The Fresenius case: Health company avoids taxes just like Amazon and Google

The Fresenius case: Health company avoids taxes just like Amazon and Google

When it comes to tax avoidance, the German DAX 30 company Fresenius is just as aggressive as the often-criticised US tech giants Apple, Amazon and Facebook. In the past ten years, Fresenius has avoided paying up to €2.9 billion in taxes worldwide through aggressive tax planning, and €8 billion of the group’s untaxed profits are held in offshore accounts. These findings are the result of a study carried out by the Centre for International Corporate Tax Accountability & Research (CICTAR) in cooperation with the European and global federations of public service unions (EPSU & PSI) and the Tax Justice Network.

Fresenius is represented in almost every well-known tax haven around the world, including the Cayman Islands, the British Virgin Islands, Hong Kong, Delaware, Singapore and Panama. The company uses this network of tax havens to shift profits and avoid higher corporate taxes in Germany and other countries. Intra-group debt is a key tool for tax avoidance: In 2017, the two Irish Fresenius subsidiaries made a profit of €47 million, despite having no employees, just by granting loans to group companies in Spain and the United States.

The CICTAR report makes it clear that profit shifting and transfer pricing are practices common to many multinational companies, including large German multinationals. Fresenius avoids its tax liability by reporting high profits where corporate taxes are low. In important markets such as Germany and the United States, profits are artificially reduced. Although Fresenius generates its sales primarily in countries with a corporate tax rate of at least 30 percent, the company's global tax rate in 2018, according the company’s own filings, was only 18.2 percent.

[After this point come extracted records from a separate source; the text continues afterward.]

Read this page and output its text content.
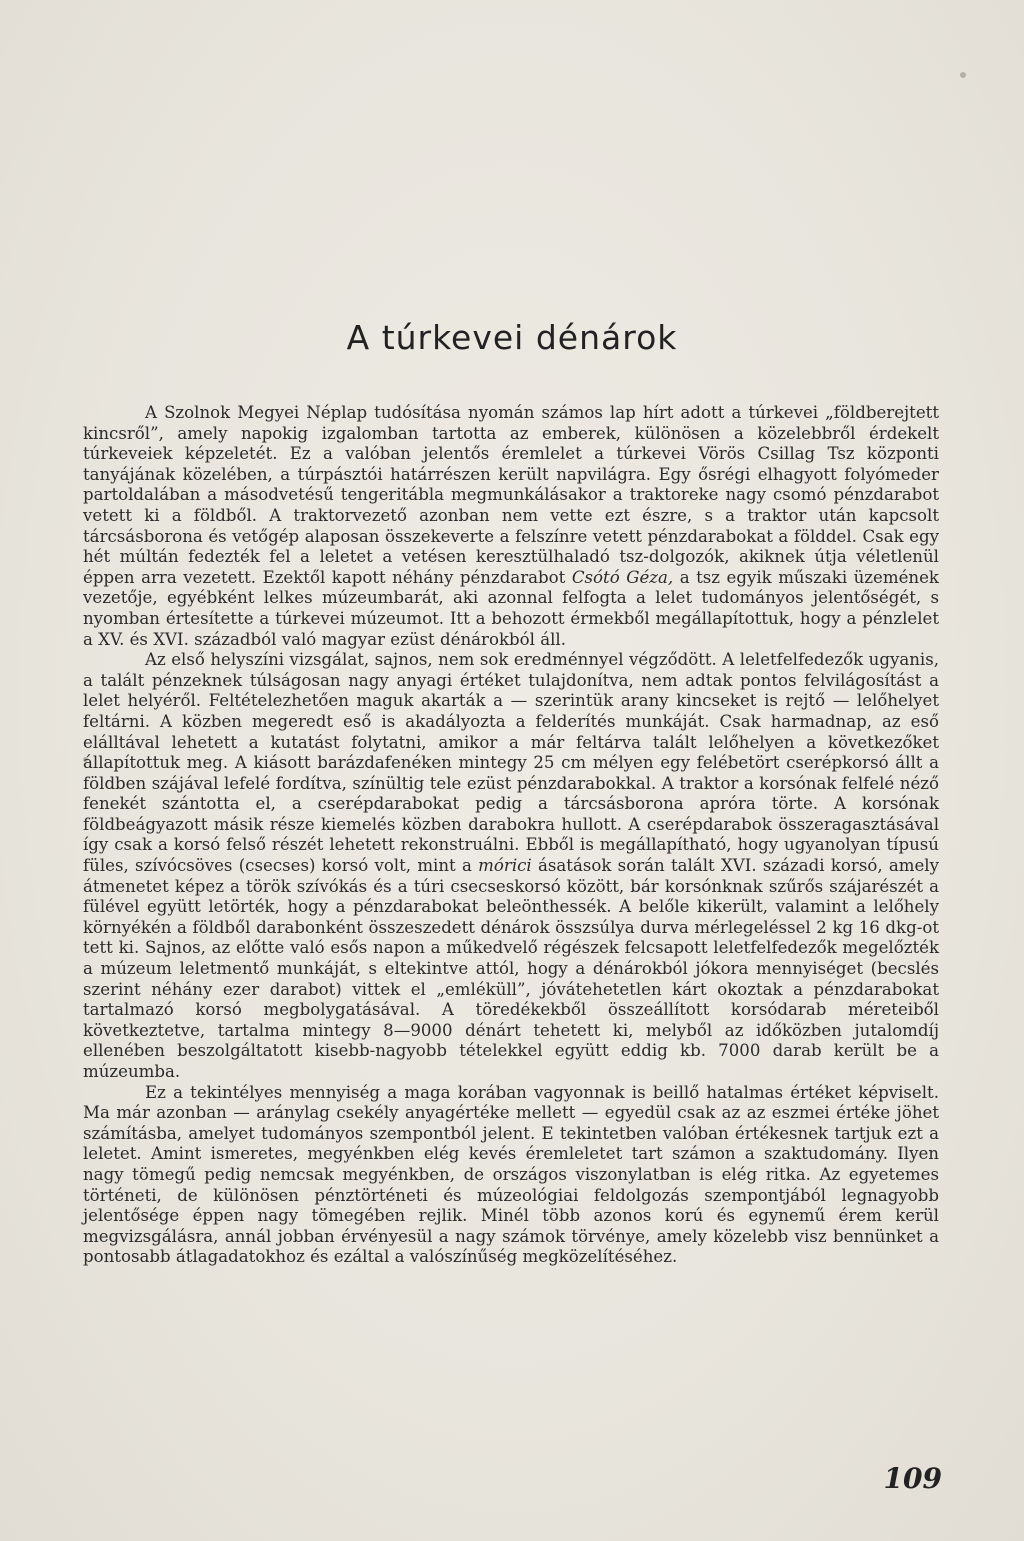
A túrkevei dénárok

A Szolnok Megyei Néplap tudósítása nyomán számos lap hírt adott a túrkevei „földberejtett kincsről”, amely napokig izgalomban tartotta az emberek, különösen a közelebbről érdekelt túrkeveiek képzeletét. Ez a valóban jelentős éremlelet a túrkevei Vörös Csillag Tsz központi tanyájának közelében, a túrpásztói határrészen került napvilágra. Egy ősrégi elhagyott folyómeder partoldalában a másodvetésű tengeritábla megmunkálásakor a traktoreke nagy csomó pénzdarabot vetett ki a földből. A traktorvezető azonban nem vette ezt észre, s a traktor után kapcsolt tárcsásborona és vetőgép alaposan összekeverte a felszínre vetett pénzdarabokat a földdel. Csak egy hét múltán fedezték fel a leletet a vetésen keresztülhaladó tsz-dolgozók, akiknek útja véletlenül éppen arra vezetett. Ezektől kapott néhány pénzdarabot Csótó Géza, a tsz egyik műszaki üzemének vezetője, egyébként lelkes múzeumbarát, aki azonnal felfogta a lelet tudományos jelentőségét, s nyomban értesítette a túrkevei múzeumot. Itt a behozott érmekből megállapítottuk, hogy a pénzlelet a XV. és XVI. századból való magyar ezüst dénárokból áll.

Az első helyszíni vizsgálat, sajnos, nem sok eredménnyel végződött. A leletfelfedezők ugyanis, a talált pénzeknek túlságosan nagy anyagi értéket tulajdonítva, nem adtak pontos felvilágosítást a lelet helyéről. Feltételezhetően maguk akarták a — szerintük arany kincseket is rejtő — lelőhelyet feltárni. A közben megeredt eső is akadályozta a felderítés munkáját. Csak harmadnap, az eső elálltával lehetett a kutatást folytatni, amikor a már feltárva talált lelőhelyen a következőket állapítottuk meg. A kiásott barázdafenéken mintegy 25 cm mélyen egy felébetört cserépkorsó állt a földben szájával lefelé fordítva, színültig tele ezüst pénzdarabokkal. A traktor a korsónak felfelé néző fenekét szántotta el, a cserépdarabokat pedig a tárcsásborona apróra törte. A korsónak földbeágyazott másik része kiemelés közben darabokra hullott. A cserépdarabok összeragasztásával így csak a korsó felső részét lehetett rekonstruálni. Ebből is megállapítható, hogy ugyanolyan típusú füles, szívócsöves (csecses) korsó volt, mint a mórici ásatások során talált XVI. századi korsó, amely átmenetet képez a török szívókás és a túri csecseskorsó között, bár korsónknak szűrős szájarészét a fülével együtt letörték, hogy a pénzdarabokat beleönthessék. A belőle kikerült, valamint a lelőhely környékén a földből darabonként összeszedett dénárok összsúlya durva mérlegeléssel 2 kg 16 dkg-ot tett ki. Sajnos, az előtte való esős napon a műkedvelő régészek felcsapott leletfelfedezők megelőzték a múzeum leletmentő munkáját, s eltekintve attól, hogy a dénárokból jókora mennyiséget (becslés szerint néhány ezer darabot) vittek el „emléküll”, jóvátehetetlen kárt okoztak a pénzdarabokat tartalmazó korsó megbolygatásával. A töredékekből összeállított korsódarab méreteiből következtetve, tartalma mintegy 8—9000 dénárt tehetett ki, melyből az időközben jutalomdíj ellenében beszolgáltatott kisebb-nagyobb tételekkel együtt eddig kb. 7000 darab került be a múzeumba.

Ez a tekintélyes mennyiség a maga korában vagyonnak is beillő hatalmas értéket képviselt. Ma már azonban — aránylag csekély anyagértéke mellett — egyedül csak az az eszmei értéke jöhet számításba, amelyet tudományos szempontból jelent. E tekintetben valóban értékesnek tartjuk ezt a leletet. Amint ismeretes, megyénkben elég kevés éremleletet tart számon a szaktudomány. Ilyen nagy tömegű pedig nemcsak megyénkben, de országos viszonylatban is elég ritka. Az egyetemes történeti, de különösen pénztörténeti és múzeológiai feldolgozás szempontjából legnagyobb jelentősége éppen nagy tömegében rejlik. Minél több azonos korú és egynemű érem kerül megvizsgálásra, annál jobban érvényesül a nagy számok törvénye, amely közelebb visz bennünket a pontosabb átlagadatokhoz és ezáltal a valószínűség megközelítéséhez.

109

As a result of aggressive tax planning, society is being denied funds for much needed investment, not least in the health sector. Notably, Germany is among the countries which suffer the most. According to research carried out by Gabriel Zucman, Professor of Economics at the University of Berkeley and member of the Independent Commission on the Reform of International Corporate Taxation (ICRICT), Germany may lose more than any other EU country to European tax havens from transfer pricing.

Jan Willem Goudriaan, EPSU General Secretary calls on the Croatian Presidency and the European Council to take decisive action to close tax loopholes and accept public country-by-country reporting. “Since the Luxleaks scandal we have seen how many companies are dodging their due contribution. The Fresenius model presented today shows yet another company avoiding paying taxes. It appears as if the company obtained favourable tax rulings. We demand further investigation.”

It does not come as a surprise that Fresenius is engaged in aggressive tax avoidance given the company’s violation of workers’ rights outside of Germany and global patterns of corruption. The problem is that they have been able to get away with it. Governments must not continue to fund or support tax dodging, corrupt companies. It is imperative that tax loopholes are shut down and that the antiquated global tax system is changed so that essential public services, such as health care, can be adequately funded. Germany should support the EU proposal on public country-by-country reporting and push for a real reform of international corporate taxation rather than lowering its own corporate tax rates and equating national interest with the interests of big businesses.

Through aggressive tax planning, Fresenius is further jeopardising its reputation as a trustworthy health care company. Critics demand that the health care company correct its course and set a good example: "A company that is committed to the well-being of people and that generates its sales largely through government health care budgets should pay its taxes responsibly and transparently," says Christoph Trautvetter, a tax expert from the Tax Justice Network. A first step would be for Fresenius to dissolve its subsidiaries in tax havens and implement the new Global Reporting Initiative (GRI) standards for reporting on tax transparency.